Crittercism, provider of mobile support infrastructure, announced this week that it has raised new funding from Kleiner Perkins Caufield & Byers, Google Ventures, Opus Capital, Shasta Ventures and AOL Ventures. Though it wasn’t published publicly, I’ve confirmed with the company that the size of the round was $1.2 million.
Timed perfectly with its new funding, Crittercism also took its iOS support infrastructure out of beta, offering the service to any interested mobile application developers. Since its January release in beta, the service has been installed over a million times.
With the Crittercism SDK, developers are treated to a fully-featured support forum where users can submit feedback, report bugs, ask questions and discuss your app in general. All support requests automatically include attached diagnostic data so that developers aren’t just debugging in the dark. Responding to user feedback once the problem has been addressed is just as easy.
"Mobile app users had no recourse when an app crashed or misbehaved, and were left with no other option than to leave a bad review in the App Store. Crittercism gives a voice to an app's user, keeps them engaged, and provides tools for a developer to diagnose, fix, and communicate the issue back to its users." said Andrew Levy, co-founder and CEO of Crittercism. "We bring customer support into mobile applications enabling developers to maintain a high degree of customer satisfaction and greater engagement with their users."
Though Crittercism for iOS is now out in the wild, the Android version is still in private beta. (Get in touch with the company to request access.)
Another member of the last batch of AngelPad startups also received funding yesterday: Astrid, the mobile productivity app. That round, confirmed to be greater than $500,000, was led by Google Ventures and Nexus Venture Partners.
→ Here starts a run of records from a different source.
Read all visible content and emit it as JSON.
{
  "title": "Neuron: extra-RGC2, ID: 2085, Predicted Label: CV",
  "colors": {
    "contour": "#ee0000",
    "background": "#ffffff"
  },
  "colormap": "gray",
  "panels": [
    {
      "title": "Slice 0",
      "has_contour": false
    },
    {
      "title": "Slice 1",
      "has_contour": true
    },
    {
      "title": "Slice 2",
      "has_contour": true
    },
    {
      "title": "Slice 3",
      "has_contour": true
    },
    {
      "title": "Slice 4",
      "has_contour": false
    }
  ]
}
Two other startups from that same Winter 2011 batch have also raised seed funding so far. CoverHound was the first, raising $750,000 from Blumberg Capital for its car insurance shopping service. And Shopobot, a comparison shopping site, also secured some funding in June from Google Ventures, AOL Ventures and other strategic investors.
With four of its 13 startups already funded by prominent VC groups, AngelPad isn’t doing too shabby. We eagerly await the next round.